Cell lines

MV4-11 cell lines, MDA-MB-157 cell lines

Preparation method

Limited solubility. General tips for obtaining a higher concentration: Please warm the tube at 37 ℃ for 10 minutes and/or shake it in the ultrasonic bath for a while. Stock solution can be stored below -20℃ for several months.

Reacting condition

24 h

Applications

CCT129202 inhibited proliferation in multiple cultures of human tumor cell lines with half-maximal growth inhibition (GI50) values ranging from 0.08 μM for MV4-11 to 1.7 μM for MDA-MB-157. Treatment with CCT129202 (0.7 μM) caused the accumulation of HCT116 cells with ≥4N DNA content, leading to apoptosis in a time dependent manner. Application of CCT129202 in HCT116 cells decreased histone H3 phosphorylation and increased p53 protein stabilization. CCT129202 induced up-regulation of p21 in HCT116, HT29 and Hela cells in a p53 dependent and independent manner. CCT129202 decreased phosphorylation of the Rb protein and activity of E2F in a concentration-dependent manner.

Animal models

Female NCr athymic mice human HCT116 colon carcinoma xenografts

Dosage form

Intraperitoneal injection, 100 mg/kg

Application

Administration of CCT129202 at 100 mg/kg in athymic mice bearing s.c. HCT116 colon cancer xenografts causes ~50% reduction of histone H3 phosphorylation after 30 minutes of treatment, and significantly inhibited tumor growth by 57.7% compared to control mice after a period of 9 days of treatment.

Other notes

Please test the solubility of all compounds indoor, and the actual solubility may slightly differ with the theoretical value. This is caused by an experimental system error and it is normal.

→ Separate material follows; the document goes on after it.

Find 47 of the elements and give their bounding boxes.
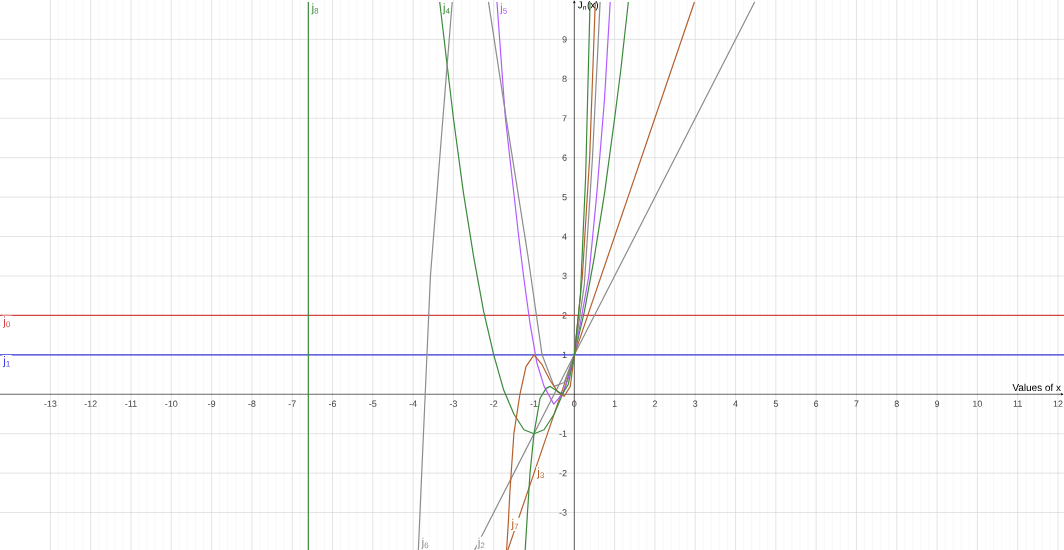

CCT129202, a derivative of the piperazinyl imidazo[4,5-b] pyridine scaffold, is a novel and potent inhibitor of Aurora kinase that ATP-competitively inhibits Aurora A, Aurora B and Aurora C with values of 50% inhibition concentration IC₅₀of 0.042, 0.198 and 0.227 μmol/L respectively. CCT129202 exhibits anti-cancer activity against multiple human tumor cell lines through inhibiting proliferation, inducing apoptosis and delaying mitosis, abrogation of nocodazole-induced mitotic arrest and spindle defects. Recent study results have shown that CCT129202 inhibits the growth of HCT116 xenografts in nude mice and induces the production of a cyclin-dependent kinase inhibitor, p21, in HCT116 cells consequently leading to Rb hypophosphorylation.

Reference

[1].Chan F, Sun C, Perumal M, Nguyen QD, Bavetsias V, McDonald E, Martins V, Wilsher NE, Raynaud FI, Valenti M, Eccles S, Te Poele R, Workman P, Aboagye EO, Linardopoulos S. Mechanism of action of the Aurora kinase inhibitor CCT129202 and in vivo quantification of biological activity. Mol Cancer Ther. 2007; 6(12 Pt1): 3147-3157.